OTA-11 minutes of 97535
OT – 11 minutes of 97530
Total = 22 minutes ─ qualifies to bill one (1) unit (8 minutes through 22 minutes)
Since two different services were furnished for an equal number of minutes – the “tie breaker” scenario applies. Either code 97530 by the OT or code 97535 by the OTA can be billed in accordance with a billing example. Either one unit of 97530 is billed without the CO modifier or one unit of 97535 is billed with the CO modifier.

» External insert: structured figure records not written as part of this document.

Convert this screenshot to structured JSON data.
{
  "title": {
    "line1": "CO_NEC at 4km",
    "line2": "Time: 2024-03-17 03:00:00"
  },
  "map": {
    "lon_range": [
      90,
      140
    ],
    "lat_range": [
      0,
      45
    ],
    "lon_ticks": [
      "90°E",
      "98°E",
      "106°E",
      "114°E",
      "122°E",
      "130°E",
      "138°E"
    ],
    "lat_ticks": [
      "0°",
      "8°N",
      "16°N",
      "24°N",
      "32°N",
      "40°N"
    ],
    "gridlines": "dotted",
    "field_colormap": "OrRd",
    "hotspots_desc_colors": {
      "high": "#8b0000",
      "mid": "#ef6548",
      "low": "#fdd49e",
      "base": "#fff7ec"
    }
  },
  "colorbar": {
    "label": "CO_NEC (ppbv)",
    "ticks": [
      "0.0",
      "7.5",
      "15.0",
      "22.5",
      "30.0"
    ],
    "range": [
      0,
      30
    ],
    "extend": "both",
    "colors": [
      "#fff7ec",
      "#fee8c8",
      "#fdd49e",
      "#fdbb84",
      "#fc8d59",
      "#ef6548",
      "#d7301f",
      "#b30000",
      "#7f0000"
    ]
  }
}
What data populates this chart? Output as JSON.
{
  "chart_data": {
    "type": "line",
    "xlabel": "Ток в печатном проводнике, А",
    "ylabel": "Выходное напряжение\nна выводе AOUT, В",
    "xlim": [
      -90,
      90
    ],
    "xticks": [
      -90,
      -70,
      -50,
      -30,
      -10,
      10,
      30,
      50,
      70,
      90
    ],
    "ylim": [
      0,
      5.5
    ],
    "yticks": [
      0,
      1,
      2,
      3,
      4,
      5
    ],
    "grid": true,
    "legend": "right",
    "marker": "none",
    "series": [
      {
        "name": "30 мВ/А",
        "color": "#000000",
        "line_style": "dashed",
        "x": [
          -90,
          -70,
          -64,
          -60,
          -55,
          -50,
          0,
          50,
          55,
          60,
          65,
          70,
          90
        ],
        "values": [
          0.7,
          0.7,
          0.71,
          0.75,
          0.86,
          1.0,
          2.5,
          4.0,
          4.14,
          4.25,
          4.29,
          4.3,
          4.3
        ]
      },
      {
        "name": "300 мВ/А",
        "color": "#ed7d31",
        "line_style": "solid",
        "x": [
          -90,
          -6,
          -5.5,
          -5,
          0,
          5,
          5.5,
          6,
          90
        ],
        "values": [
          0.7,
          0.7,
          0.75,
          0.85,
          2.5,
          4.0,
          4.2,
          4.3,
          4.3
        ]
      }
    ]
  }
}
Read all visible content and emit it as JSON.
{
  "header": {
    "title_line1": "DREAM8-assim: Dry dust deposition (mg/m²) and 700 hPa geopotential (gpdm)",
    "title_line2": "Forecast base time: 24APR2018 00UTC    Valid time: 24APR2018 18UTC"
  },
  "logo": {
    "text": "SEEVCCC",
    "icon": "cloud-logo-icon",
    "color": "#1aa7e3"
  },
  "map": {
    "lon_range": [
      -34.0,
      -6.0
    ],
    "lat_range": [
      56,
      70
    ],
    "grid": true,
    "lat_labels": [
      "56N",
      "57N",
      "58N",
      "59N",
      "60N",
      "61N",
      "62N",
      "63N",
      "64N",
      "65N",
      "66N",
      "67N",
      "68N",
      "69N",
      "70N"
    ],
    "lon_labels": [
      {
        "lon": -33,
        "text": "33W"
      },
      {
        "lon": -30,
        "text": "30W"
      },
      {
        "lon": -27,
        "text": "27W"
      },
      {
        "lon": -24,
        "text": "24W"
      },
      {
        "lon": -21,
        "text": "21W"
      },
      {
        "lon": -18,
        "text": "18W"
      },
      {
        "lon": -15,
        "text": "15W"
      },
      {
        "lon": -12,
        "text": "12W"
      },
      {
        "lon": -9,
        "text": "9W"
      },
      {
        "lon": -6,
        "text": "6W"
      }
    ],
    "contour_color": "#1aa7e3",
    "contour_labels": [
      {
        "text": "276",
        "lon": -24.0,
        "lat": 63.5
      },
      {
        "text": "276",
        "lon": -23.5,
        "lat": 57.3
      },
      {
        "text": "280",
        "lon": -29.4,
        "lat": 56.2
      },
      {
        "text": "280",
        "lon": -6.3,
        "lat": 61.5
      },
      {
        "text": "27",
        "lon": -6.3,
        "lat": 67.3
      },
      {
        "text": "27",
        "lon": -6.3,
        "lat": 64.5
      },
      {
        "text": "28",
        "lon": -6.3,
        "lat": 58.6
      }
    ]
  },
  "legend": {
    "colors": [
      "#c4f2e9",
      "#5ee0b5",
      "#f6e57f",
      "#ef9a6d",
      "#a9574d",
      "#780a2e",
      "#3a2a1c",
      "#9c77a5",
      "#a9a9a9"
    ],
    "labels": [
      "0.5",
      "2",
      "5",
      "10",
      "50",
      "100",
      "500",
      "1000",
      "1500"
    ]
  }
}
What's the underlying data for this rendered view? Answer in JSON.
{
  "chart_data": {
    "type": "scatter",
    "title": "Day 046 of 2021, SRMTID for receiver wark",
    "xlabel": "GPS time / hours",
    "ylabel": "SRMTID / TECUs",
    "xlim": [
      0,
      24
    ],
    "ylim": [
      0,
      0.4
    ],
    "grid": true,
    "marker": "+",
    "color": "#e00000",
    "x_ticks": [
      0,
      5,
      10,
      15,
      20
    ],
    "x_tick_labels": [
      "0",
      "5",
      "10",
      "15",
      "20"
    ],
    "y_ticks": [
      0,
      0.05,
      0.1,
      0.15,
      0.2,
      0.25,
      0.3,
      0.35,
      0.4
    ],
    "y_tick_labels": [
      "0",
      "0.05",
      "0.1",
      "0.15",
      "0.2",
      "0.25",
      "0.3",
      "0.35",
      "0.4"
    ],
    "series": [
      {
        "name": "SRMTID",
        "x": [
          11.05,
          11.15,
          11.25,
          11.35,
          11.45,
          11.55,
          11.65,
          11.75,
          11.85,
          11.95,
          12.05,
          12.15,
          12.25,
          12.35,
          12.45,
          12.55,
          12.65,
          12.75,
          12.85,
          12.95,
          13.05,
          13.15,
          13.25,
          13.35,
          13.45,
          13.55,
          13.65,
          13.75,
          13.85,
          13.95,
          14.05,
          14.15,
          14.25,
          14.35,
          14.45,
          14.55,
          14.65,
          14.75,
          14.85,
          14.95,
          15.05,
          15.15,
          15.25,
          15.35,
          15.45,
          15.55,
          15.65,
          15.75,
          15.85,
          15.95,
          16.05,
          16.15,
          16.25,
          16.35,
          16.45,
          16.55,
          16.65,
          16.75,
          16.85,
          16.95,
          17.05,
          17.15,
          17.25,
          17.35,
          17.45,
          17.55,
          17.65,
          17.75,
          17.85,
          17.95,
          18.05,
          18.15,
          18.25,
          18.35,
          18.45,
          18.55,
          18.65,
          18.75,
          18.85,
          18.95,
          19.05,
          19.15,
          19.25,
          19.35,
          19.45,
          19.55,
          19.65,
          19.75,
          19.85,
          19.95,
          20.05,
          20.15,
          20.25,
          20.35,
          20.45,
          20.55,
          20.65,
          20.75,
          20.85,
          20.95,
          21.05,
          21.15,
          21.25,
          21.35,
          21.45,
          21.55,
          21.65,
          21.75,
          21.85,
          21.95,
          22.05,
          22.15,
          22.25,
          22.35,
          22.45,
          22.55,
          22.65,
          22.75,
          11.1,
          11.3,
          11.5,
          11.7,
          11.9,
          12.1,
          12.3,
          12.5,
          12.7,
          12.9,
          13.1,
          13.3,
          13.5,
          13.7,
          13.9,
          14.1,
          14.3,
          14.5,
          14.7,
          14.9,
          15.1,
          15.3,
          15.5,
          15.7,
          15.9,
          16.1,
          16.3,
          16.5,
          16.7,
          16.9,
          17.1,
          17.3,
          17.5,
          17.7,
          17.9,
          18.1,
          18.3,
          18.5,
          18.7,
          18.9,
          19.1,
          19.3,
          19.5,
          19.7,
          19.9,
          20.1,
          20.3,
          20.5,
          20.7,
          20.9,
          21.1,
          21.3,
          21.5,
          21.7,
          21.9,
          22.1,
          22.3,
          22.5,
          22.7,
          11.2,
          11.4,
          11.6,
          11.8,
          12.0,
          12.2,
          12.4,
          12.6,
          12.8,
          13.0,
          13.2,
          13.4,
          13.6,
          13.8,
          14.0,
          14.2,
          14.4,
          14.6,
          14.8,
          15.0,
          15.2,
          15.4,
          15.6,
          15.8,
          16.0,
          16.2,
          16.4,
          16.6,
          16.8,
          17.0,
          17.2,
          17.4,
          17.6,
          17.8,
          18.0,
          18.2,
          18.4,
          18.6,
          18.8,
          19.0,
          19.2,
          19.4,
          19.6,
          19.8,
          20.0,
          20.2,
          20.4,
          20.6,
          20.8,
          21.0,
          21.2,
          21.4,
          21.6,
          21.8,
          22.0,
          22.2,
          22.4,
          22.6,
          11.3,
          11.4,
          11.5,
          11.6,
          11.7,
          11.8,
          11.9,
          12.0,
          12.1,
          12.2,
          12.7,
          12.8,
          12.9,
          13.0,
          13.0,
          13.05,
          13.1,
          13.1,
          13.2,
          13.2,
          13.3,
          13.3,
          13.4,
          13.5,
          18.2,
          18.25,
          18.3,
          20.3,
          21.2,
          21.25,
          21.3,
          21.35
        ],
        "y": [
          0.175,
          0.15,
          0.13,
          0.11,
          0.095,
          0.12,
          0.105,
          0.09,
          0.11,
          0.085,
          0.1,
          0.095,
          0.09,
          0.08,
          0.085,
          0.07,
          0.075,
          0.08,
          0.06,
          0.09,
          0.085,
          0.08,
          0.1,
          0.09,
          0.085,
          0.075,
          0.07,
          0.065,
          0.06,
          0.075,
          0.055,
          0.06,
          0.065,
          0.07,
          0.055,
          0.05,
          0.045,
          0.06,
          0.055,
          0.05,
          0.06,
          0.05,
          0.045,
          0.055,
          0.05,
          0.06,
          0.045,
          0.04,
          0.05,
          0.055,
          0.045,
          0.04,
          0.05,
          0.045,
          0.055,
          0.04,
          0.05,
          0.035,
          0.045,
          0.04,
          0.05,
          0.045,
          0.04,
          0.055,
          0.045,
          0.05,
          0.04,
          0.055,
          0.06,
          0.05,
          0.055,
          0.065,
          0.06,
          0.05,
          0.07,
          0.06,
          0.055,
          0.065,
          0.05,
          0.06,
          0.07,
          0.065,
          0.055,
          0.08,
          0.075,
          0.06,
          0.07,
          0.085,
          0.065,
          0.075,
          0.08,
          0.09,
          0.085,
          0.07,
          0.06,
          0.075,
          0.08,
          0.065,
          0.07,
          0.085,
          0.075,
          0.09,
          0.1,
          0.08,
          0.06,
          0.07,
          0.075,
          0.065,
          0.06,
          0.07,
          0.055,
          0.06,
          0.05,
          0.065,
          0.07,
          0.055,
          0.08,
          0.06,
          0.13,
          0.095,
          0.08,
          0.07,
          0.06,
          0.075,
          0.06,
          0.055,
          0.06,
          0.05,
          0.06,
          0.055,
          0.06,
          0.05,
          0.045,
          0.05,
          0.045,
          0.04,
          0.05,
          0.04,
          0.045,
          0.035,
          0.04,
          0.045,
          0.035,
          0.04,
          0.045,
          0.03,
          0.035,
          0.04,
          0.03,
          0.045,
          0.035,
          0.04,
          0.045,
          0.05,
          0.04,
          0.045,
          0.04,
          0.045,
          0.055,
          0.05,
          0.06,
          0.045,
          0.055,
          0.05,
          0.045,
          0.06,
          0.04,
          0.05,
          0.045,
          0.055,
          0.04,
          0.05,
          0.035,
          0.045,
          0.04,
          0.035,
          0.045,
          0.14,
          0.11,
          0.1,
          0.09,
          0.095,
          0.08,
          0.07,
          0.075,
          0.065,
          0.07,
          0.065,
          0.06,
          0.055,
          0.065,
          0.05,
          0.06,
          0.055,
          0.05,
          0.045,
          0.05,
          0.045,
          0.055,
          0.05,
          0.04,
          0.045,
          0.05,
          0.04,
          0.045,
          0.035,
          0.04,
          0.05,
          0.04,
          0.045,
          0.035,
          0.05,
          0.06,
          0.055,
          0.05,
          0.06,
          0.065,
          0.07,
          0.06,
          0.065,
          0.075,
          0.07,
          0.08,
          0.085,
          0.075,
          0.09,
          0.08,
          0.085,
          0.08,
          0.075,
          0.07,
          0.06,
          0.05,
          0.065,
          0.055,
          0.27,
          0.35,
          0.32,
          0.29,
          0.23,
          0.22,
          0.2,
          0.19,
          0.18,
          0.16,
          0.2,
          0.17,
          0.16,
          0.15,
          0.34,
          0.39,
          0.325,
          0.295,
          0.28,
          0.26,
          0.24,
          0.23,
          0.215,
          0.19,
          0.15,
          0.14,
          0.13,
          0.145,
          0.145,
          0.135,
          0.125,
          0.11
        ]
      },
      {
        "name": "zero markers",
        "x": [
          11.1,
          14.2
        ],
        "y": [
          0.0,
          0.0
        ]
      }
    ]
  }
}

Example #F: Untimed code – 1 unit is billed for all untimed codes including evaluations, reevaluations, supervised modalities, and group therapy.
OTA – 20 minutes 97150 independent of the OT
OT ─ 20 minutes 97150 independent of the OTA
Total = 40 minutes of Group Therapy = 1 unit of 97150 is billed for each group member
One unit of group therapy 97150 is billed with the CO modifier because the OTA provided more than the 10 percent time standard in this example. Either method can be used to determine if the OTA’s time exceeded the 10 percent time standard for this clinical scenario, see below:
The simple method: First add the OTA’s 20 minutes to the OT’s 20 minutes to get 40, then divide by 10 to get 4.0 and add 1 to equal 5 minutes. The OTA’s 20 minutes is equal to or greater than 5 minutes so the CO modifier is required on the claim.
The percentage method: Divide the number of minutes that an OTA independently furnished a service by the total number of minutes the service was furnished as a whole – 20 divided by 40 equals 0.50. Then multiple by 100 to get 50 percent, which is greater than 10 percent. The CO modifier is applied to 97150.
Tie breaker: The tie breaker does not apply in this scenario because the example does not contain two different timed codes described in 15-minute intervals. For “tie breaker” see Example #F above.